In the US, Netflix has a $10-a-month Basic tier and a new $7-a-month Basic with Ads level. Both of these Basic plans limit your watching to a single simultaneous stream, which makes account-sharing functionally difficult.
What happens if I’ve been using a profile on someone else’s account for a while?
Netflix has created a profile-transfer feature, which it launched the day before revealing its plans for a wider rollout of the account-sharing fees. Profile transfer has been a key component of the password-sharing fees tested in Chile, Costa Rica and Peru. This feature lets a profile created on a shared Netflix account transfer its watch history and recommendations to a new, independent account.
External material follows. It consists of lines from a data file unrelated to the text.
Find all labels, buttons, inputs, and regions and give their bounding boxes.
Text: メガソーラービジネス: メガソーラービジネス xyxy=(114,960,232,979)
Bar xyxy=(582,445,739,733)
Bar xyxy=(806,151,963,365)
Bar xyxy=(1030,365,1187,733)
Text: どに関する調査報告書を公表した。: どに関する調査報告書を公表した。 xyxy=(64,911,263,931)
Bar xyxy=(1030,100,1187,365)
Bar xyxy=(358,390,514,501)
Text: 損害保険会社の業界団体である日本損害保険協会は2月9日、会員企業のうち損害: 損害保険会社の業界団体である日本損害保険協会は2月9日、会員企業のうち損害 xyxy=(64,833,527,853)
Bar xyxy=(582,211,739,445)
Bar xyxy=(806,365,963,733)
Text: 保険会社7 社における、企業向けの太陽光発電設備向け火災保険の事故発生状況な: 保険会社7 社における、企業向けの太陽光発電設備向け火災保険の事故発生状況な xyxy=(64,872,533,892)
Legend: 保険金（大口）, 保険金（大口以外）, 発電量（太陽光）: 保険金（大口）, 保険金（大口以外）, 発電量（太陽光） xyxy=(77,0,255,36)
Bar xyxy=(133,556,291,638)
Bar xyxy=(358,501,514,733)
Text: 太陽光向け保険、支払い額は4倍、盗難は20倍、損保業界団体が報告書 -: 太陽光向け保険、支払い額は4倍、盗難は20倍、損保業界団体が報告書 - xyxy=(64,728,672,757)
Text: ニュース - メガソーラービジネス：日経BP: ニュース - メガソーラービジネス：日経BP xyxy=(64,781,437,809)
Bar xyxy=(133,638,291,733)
This new account can then be added to somebody else’s Standard or Premium subscription plan as an extra member (for a fee), or it can sign up for its own membership.
Where did Netflix come up with these fees?
The password-sharing fee system that Netflix will roll out appears to be modeled on a scheme it has been testing in Chile, Costa Rica and Peru for about six months.
In July, Netflix said it would be testing a different method in Argentina, the Dominican Republic, El Salvador, Guatemala and Honduras. This test established an account’s primary residence as the “home” for the membership. If the service detected streaming at any additional households for more than two weeks, it would prompt the account to set up — and pay for — additional “homes,” with a limit on how many additional homes you can add depending on how much you’re already paying for Netflix. Netflix appears to be eschewing this model in favor of the other one it tested.